Tue, Dec 02, 2008

Opinion

Let the 'sun set' on payday lenders in state

Our view: The predatory practices of the burgeoning businesses in Arizona do far more harm than good
Tucson, Arizona | Published: 02.07.2006
Payday lenders are the vultures of the business world, hovering over consumers who are already at the edge of financial collapse. The industry thrives by exploiting consumers who are poor, down on their luck and financially unsophisticated.
The Arizona law that regulates payday lenders contains a "sunset" provision that will shut down all such businesses in four years.
The industry is lobbying the current session of the Legislature to abolish the sunset provision, and is finding a sympathetic audience, especially in the conservative House leadership.
The Legislature can better serve the consumers of this state by shutting down payday lenders, as the law envisioned, and shifting its perspective away from the perceived need to protect legal loansharking.
Payday lenders typically charge consumers roughly 450 percent interest, on an annualized basis.
Ironically, according to the industry's own statistics, more than 97 percent of the borrowers repay their loans on time, which makes us wonder why the mind-boggling interest exists at all.
If the borrowers can pay back the loans, there's no justifiable reason for charging such outrageous rates in the first place.
None, that is, except that the Legislature has in effect given them an exemption to the state's usury laws.
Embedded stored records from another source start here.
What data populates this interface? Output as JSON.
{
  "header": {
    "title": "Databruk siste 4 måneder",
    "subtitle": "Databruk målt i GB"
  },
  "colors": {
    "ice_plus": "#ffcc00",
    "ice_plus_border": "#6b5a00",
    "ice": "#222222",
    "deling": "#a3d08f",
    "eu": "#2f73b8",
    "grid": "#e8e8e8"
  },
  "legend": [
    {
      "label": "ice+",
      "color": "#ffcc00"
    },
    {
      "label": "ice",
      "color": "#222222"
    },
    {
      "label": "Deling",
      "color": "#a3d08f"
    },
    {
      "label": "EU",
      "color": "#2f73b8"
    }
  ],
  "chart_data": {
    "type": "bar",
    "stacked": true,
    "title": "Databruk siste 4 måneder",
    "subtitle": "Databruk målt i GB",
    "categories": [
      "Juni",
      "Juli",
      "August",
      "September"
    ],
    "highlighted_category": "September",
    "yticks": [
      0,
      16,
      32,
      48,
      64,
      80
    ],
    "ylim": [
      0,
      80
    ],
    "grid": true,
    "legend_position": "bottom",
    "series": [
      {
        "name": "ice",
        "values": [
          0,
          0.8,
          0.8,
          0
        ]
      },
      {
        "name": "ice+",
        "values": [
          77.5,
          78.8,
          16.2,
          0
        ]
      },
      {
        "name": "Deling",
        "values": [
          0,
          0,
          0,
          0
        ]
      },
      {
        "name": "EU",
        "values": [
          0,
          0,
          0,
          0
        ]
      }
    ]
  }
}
You have to wonder why.
Some legislators would have us believe that payday lenders are providing a service to people who need short-term loans and can't qualify for them elsewhere.
But look at the industry's statistics. Only 3percent default on their loans and for them the loan is more a disservice than a service.
For those whose finances are already in tatters, predatory lenders offer a quick fix that too often leads to disastrous consequences. For those who default, interest and penalties go up quickly, and the hole gets deeper and deeper.
The Legislature would be performing a service to the state if it put as much effort into consumer education as it does into protecting such unscrupulous behavior.
There are practical as well as philosophical justifications for allowing the sunset provisions of Arizona law to remain in place.
Last March, two academic researchers published the results of a study of 15,000 payday lenders in 20 states, including Arizona.
Christopher Lewis Peterson, a law professor from the University of Florida, and Steven M. Graves, a geographer and mapping expert from California State University-Northridge, said payday lenders are targeting people in the military, and that can have serious consequences for Tucson.
"There is irrefutable geographic evidence demonstrating payday lenders are actively and aggressively targeting U.S. military personnel," the researchers wrote.
Star columnist Jim Kiser, who has covered the payday lender issue extensively, wrote about that study in July.
He also referred to one by the Tucson-based Southwest Center for Economic Integrity, which showed that some of the heaviest concentrations of the payday lenders were within three miles of Davis-Monthan Air Force Base.
You may ask, who cares? Evidently, an organization of local business and civic leaders called the Davis- Monthan 50 cares deeply. The D-M 50 exists to assure the Air Force base remains in Tucson.
Bruce L. Dusenberry, president-elect of the organization, told a forum on payday lending that his board voted unanimously that payday lenders should not just be regulated but abolished.
And the Department of Defense, it appears, also takes a dim view of these financial predators.
In an e-mail Monday, Graves, the California researcher, observed that the concerns of the D-M 50 are valid because the presence of payday lenders could play a role in the next round of base closures.
In Georgia, the Defense Department "stated to officials … that one of the issues they would consider when the base closure decision-making was made was 'quality of life issues' and they made it so clear to the legislature in Georgia that they basically outlawed payday lending in the state," Graves wrote.
Arizona does not need to be a haven for such opportunists. The Legislature should encourage payday lenders to go elsewhere.